Updated: November 16, 2024
Read time: # mins
Attention with Linear Biases Enables Input Length Extrapolation (ALiBi)
Authors: Ofir Press, Noah A. Smith, Mike Lewis
Abstract Summary:
The paper addresses the question of how transformer models can extrapolate to longer sequences during inference than those seen during training. The authors propose a new method called Attention with Linear Biases (ALiBi), which biases the attention scores based on the distance between query and key tokens. This method enables efficient extrapolation, achieving similar perplexity to sinusoidal position embeddings but with faster training and less memory usage. ALiBi's inductive bias towards recency allows it to outperform other position methods on the WikiText-103 benchmark.
Key Concepts:
- Extrapolation in Transformers: The ability of a model to perform well on input sequences longer than those seen during training.
- Position Embeddings: Methods to encode positional information into transformer models, traditionally using sinusoidal or learned embeddings.
- Attention with Linear Biases (ALiBi): A new method that biases attention scores with a penalty proportional to the distance between tokens, eliminating the need for positional embeddings and enabling efficient extrapolation.
- Perplexity: A measurement of how well a probabilistic model predicts a sample, with lower perplexity indicating better performance.
- WikiText-103 Benchmark: A dataset used for evaluating language models.
Problem Statement:
The main problem addressed is how to enable transformer models to extrapolate efficiently to longer sequences during inference than those encountered during training, without incurring significant computational overhead or memory usage.
Methods and Techniques:
- ALiBi Method: Introduces a linear bias to attention scores based on token distance. This bias is a fixed penalty that increases linearly with distance, allowing models to handle longer sequences efficiently.
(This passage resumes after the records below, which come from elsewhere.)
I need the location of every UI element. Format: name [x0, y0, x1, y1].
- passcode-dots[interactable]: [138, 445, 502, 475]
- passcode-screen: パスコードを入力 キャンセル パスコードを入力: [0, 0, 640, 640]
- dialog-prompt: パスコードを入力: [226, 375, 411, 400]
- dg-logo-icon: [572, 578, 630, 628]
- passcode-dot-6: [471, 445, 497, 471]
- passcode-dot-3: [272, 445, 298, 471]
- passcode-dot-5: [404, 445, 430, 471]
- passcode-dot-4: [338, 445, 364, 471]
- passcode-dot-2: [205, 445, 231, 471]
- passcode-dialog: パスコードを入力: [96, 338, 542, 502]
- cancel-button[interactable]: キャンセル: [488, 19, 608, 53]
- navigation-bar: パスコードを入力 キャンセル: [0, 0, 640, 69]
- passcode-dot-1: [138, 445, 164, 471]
- Sinusoidal Position Embeddings: Traditional method where positional information is added to word embeddings using sinusoidal functions.
- Rotary Position Embeddings: Another method that multiplies keys and queries by sinusoidal embeddings at each layer.
- T5 Bias: Modifies attention values by adding a learned, shared bias dependent on the distance between tokens.
Key Results:
- ALiBi models trained on shorter sequences can extrapolate to much longer sequences without a significant drop in performance.
- A 1.3 billion parameter model trained on 1024 tokens with ALiBi achieved the same perplexity on 2048-token sequences as a sinusoidal model trained on 2048 tokens, but trained 11% faster and used 11% less memory.
- ALiBi outperforms sinusoidal, rotary, and T5 position methods on the WikiText-103 benchmark, maintaining strong performance even on very long sequences (up to 10,000 tokens).
Contributions and Innovations:
- Efficient Extrapolation: ALiBi allows transformer models to extrapolate efficiently, reducing the need for longer training sequences and saving computational resources.
- Inductive Bias Towards Recency: ALiBi’s bias towards more recent tokens improves performance on tasks where recent context is more relevant.
- Implementation Simplicity: ALiBi can be implemented with minimal changes to existing transformer code, making it easy to adopt.
Future Work:
The authors suggest exploring further improvements in extrapolation efficiency and applying ALiBi to other tasks and models. They also propose combining ALiBi with other recent innovations in transformer models to achieve even better performance.
Applications:
- Language Modeling: Improving the performance and efficiency of large-scale language models.
- Text Generation: Enabling models to generate longer and more coherent text.
- Machine Translation: Applying ALiBi to translation models to handle longer input and output sequences effectively.